Imagine the example population of \(N=30\) elements be subdivided into three strata as in figure 2. Here, stratification has been done arbitrarily into three strata of size 14, 8 and 8. From this stratified population, we wish to take a sample of \(n=10\), taking \(n_1=4\) from the first stratum and \(n_2=n_3=3\) from the other two strata. The stratum parametric means and variances are given in table 1.
Table 1 Stratum parameters for the stratified example population.
Stratum | \(N_h\,\) | \(n_h\,\) | \(\mu_h\,\) | \(\sigma_h^2\,\) |
---|---|---|---|---|
1 | 14 | 4 | 6.29 | 3.49 |
2 | 8 | 3 | 10.13 | 4.86 |
3 | 8 | 3 | 5.38 | 2.48 |
Calculation in stratified sampling is best done in tabular format, first per stratum and then combining the per-stratum results to the values / estimations for the entire population. The estimation of the mean is illustrated in Table 2 and results – as expected – in the parametric mean without stratification. Table 3 presents the calculation of the parametric error variance for \(n=10\) and the defined allocation of samples to the three strata.
Table 2 Calculation of parametric population mean from the parametric strata means.

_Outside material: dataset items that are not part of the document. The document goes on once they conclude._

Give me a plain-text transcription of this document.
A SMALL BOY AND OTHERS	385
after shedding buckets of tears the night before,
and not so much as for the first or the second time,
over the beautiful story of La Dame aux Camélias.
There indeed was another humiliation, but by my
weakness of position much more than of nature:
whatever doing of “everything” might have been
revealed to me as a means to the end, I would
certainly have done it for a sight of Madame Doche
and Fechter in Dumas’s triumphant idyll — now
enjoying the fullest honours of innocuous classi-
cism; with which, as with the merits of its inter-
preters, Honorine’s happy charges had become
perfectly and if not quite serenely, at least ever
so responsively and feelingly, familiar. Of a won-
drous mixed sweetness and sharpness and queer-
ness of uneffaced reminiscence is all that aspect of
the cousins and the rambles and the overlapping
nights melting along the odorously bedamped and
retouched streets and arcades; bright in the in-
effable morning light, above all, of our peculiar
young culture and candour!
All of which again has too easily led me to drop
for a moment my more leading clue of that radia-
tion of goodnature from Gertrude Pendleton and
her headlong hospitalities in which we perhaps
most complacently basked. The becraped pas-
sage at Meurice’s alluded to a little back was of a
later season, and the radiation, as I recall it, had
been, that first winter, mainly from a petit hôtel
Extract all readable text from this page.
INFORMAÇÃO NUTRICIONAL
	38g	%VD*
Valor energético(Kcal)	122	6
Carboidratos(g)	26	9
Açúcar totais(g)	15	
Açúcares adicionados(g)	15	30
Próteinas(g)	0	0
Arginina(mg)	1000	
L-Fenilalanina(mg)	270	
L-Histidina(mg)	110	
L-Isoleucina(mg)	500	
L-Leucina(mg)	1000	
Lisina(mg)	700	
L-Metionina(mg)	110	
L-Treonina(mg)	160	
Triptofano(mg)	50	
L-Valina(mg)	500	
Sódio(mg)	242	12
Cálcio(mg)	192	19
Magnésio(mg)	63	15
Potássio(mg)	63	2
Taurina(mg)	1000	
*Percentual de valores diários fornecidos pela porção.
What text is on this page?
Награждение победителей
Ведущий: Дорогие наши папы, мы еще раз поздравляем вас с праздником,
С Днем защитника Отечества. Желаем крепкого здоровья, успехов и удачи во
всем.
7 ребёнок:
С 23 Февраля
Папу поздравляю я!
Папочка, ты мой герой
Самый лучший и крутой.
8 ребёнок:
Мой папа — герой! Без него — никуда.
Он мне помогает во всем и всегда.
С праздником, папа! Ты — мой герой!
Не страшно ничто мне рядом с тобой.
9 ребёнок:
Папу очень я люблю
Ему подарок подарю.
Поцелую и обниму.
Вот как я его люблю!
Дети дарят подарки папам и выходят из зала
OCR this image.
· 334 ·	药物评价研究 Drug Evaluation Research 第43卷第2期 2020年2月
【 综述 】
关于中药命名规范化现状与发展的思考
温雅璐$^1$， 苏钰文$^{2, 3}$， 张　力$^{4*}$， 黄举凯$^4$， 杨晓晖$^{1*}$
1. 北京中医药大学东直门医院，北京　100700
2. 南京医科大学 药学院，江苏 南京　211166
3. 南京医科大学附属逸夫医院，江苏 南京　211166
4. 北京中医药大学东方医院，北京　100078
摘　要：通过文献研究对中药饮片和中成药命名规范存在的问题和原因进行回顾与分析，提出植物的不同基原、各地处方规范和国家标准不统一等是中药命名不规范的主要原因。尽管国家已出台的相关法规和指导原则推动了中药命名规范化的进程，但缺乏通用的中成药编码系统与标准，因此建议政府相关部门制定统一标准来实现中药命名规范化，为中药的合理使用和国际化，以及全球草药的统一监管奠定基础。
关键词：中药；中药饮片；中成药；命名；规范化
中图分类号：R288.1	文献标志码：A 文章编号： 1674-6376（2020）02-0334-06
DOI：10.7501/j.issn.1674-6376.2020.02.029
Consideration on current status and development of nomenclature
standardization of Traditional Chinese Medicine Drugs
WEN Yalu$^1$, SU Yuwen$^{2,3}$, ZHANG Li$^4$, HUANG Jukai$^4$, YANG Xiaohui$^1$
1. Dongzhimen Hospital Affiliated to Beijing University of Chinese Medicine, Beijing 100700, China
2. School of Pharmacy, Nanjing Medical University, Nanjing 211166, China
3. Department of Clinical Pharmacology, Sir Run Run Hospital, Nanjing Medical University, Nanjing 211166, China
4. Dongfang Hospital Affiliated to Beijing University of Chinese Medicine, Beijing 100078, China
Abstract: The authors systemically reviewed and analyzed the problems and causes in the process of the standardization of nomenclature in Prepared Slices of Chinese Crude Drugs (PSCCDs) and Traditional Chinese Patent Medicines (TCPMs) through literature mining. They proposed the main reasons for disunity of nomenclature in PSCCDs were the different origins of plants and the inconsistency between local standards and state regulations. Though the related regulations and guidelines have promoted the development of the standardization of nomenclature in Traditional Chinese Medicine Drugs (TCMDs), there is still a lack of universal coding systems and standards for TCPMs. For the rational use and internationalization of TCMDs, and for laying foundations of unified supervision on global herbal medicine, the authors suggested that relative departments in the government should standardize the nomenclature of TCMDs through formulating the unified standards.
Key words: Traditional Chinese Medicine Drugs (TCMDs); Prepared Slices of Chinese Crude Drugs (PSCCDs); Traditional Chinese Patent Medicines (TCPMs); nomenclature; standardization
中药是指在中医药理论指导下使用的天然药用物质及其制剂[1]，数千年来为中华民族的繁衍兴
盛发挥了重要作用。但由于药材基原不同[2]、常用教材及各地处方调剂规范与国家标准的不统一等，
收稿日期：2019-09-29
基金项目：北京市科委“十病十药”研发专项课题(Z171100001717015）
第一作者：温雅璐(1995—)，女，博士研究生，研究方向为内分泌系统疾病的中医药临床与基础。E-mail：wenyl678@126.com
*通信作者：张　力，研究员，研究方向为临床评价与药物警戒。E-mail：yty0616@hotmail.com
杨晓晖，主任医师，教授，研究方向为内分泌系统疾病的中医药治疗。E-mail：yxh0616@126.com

Stratum | Stratum mean | Weight \((W_h)\) | mean*weight |
---|---|---|---|
1 | 6.29 | 0.466667 | 2.9333 |
2 | 10.13 | 0.266667 | 2.7000 |
3 | 5.38 | 0.266667 | 1.4333 |
7.0667 |
Table 3 Calculation of parametric error variance of the estimated mean of the population for \(n=10\).
Stratum | fpc | \(\sigma_h^2/n\) | var per stratum\(fpc*\sigma_h^2/n\) | \(var*W_h^2\) |
---|---|---|---|---|
1 | 0.769230769 | 0.87244898 | 0.67111461 | 0.146154 |
2 | 0.714285714 | 1.61979167 | 1.15699405 | 0.082275 |
3 | 0.714285714 | 0.82812500 | 0.59151786 | 0.042063 |
\(var(\bar y)=\) | 0.270492 |
The error variance of the estimated mean is \(var(\bar y)=0.27049\) which is considerably smaller than for simple random sampling with \(n=10\). That is: in this case, stratification makes sense and increases precision without increasing much the sampling effort. Stratification criteria must be known or decided on a priori.